Bahasa Karakter Bangsa
YEYEN mempunyai obsesi agar Badan Bahasa eksis, bermanfaat bagi masyarakat, dan berkontribusi pada pencerdasan bangsa. Lembaga ini diharapkan bisa berperan penting dalam peningkatan kepribadian bangsa melalui kecintaan terhadap bahasa Indonesia sehingga kita menjadi bangsa yang berkarakter. ”Bahasa Indonesia adalah karakter dan identitas bangsa,” ujarnya tegas.
SEJAK berdiri Juli 2010 (melalui Peraturan Presiden No. 16 Tahun 2010 tentang Organisasi dan Tata Kerja Kementerian dan Lembaga Pemerintah), Badan Pengembangan dan Pembinaan Bahasa, Kementerian Pendidikan dan Kebudayaan belum memiliki pemimpin definitif. Agus Dharma, PhD memang pernah menjadi pelaksana tugas (plt) Kepala Badan Bahasa (versi singkat nama lembaga ini), tetapi Agus pun sudah pensiun sejak 1 Desember 2011. Belum ada calon yang akan mengisi jabatan penting tersebut.
Dalam kondisi itu, Sekretaris Badan Bahasa Dra Yeyen Maryani, MHum (49) berperan sebagai koordinator internal, peran yang sudah dijalaninya sejak lembaga itu bernama Pusat Bahasa dan dalam masa transisi menjadi Badan Bahasa yang pemimpinnya adalah pejabat eselon I, berbeda dengan Kepala Pusat Bahasa dulu yang eselon II.

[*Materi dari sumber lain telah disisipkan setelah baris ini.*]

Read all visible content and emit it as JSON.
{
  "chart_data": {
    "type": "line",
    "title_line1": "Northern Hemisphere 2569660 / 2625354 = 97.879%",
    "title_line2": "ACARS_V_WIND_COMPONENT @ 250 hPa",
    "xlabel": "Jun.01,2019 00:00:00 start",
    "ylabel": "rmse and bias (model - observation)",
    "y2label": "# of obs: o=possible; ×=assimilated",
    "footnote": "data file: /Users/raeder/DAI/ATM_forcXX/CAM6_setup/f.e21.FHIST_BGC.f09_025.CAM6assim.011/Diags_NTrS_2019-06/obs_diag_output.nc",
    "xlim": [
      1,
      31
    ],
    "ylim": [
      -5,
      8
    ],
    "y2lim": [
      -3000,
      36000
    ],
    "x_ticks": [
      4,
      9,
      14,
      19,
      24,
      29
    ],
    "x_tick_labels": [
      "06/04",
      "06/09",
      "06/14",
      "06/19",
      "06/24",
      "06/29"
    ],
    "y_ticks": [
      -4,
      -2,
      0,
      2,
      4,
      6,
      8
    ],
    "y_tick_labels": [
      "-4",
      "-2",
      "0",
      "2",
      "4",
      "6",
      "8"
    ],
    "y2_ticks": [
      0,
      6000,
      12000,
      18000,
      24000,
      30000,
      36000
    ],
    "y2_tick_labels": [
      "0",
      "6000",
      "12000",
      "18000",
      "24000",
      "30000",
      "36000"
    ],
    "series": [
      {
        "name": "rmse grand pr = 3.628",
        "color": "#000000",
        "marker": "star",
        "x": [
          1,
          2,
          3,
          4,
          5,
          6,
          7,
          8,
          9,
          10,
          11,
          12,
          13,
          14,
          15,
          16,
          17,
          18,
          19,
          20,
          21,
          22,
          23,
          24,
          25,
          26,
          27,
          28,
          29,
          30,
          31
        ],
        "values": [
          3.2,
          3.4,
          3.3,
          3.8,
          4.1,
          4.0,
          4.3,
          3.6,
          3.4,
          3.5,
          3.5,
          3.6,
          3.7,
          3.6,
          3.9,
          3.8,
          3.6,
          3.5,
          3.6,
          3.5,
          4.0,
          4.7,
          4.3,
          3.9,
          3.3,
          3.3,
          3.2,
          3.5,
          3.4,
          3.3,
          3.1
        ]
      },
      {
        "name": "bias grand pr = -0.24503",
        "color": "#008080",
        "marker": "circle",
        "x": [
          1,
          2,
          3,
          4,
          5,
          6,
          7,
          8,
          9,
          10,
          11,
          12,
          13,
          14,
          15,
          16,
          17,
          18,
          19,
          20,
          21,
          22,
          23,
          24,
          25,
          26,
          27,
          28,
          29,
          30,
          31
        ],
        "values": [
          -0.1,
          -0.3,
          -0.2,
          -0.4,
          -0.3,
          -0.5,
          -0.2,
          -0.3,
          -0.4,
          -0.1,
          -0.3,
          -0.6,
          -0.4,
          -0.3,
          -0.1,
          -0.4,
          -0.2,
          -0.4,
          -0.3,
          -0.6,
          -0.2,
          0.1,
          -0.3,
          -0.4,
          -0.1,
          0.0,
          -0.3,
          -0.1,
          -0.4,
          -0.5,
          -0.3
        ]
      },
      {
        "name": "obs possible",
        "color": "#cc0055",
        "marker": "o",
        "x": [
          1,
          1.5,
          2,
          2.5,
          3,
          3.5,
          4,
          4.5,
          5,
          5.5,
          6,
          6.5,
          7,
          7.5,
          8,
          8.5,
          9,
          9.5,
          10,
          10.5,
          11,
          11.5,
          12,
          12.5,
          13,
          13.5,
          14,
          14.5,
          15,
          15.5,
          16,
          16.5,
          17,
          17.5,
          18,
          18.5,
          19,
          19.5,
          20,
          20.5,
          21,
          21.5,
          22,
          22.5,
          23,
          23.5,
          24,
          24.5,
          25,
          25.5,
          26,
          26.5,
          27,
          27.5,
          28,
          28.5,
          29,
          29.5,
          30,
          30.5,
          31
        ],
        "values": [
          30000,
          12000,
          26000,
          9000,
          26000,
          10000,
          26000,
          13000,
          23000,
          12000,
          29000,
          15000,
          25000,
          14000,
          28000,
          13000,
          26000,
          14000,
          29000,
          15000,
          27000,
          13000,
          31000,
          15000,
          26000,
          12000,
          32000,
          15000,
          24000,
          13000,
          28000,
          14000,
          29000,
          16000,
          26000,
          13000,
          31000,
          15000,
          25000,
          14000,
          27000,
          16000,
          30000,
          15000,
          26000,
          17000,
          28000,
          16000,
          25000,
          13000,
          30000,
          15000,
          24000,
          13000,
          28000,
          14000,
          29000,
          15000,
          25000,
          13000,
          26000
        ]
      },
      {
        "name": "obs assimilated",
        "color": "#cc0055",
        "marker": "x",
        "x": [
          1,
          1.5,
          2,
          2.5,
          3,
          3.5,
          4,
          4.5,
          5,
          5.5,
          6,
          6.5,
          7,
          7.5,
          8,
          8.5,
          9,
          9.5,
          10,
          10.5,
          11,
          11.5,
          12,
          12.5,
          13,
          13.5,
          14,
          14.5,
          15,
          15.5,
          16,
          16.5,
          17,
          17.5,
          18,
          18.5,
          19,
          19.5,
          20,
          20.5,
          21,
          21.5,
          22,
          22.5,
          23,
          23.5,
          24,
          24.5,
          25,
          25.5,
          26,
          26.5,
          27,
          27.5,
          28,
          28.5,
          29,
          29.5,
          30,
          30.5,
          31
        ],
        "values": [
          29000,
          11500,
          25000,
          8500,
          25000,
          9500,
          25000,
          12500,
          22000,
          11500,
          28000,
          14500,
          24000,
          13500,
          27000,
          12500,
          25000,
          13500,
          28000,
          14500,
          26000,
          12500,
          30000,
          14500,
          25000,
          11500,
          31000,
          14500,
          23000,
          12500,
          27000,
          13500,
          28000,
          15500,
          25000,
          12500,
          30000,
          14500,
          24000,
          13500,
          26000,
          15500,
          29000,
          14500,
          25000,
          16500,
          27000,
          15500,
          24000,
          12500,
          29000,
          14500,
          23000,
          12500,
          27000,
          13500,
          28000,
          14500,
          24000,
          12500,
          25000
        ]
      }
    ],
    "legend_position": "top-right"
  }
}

Ketika badan baru itu berdiri, Yeyen-lah pejabat pertama yang dilantik. Sebagai pejabat eselon II dan seorang sekretaris lembaga besar, dia mengoordinasikan semua kegiatan Badan Bahasa, baik yang bersifat teknis (pengembangan, pembinaan, dan pelindungan bahasa) maupun nonteknis (kegiatan pendukung).
Wanita kelahiran Cianjur, 20 Juli 1962 ini dikenal energik. Jam kerjanya tidak lagi hanya dari pukul 9.00 sampai pukul 17.00 WIB seperti umumnya pegawai, tetapi sering kali ”tembus” sampai larut malam. Belum lagi bila dia harus berangkat ke luar kota. Bahkan, dalam satu hari terkadang dia harus melaksanakan tugas di dua kota berbeda. Namun, semua itu dijalaninya dengan penuh dedikasi.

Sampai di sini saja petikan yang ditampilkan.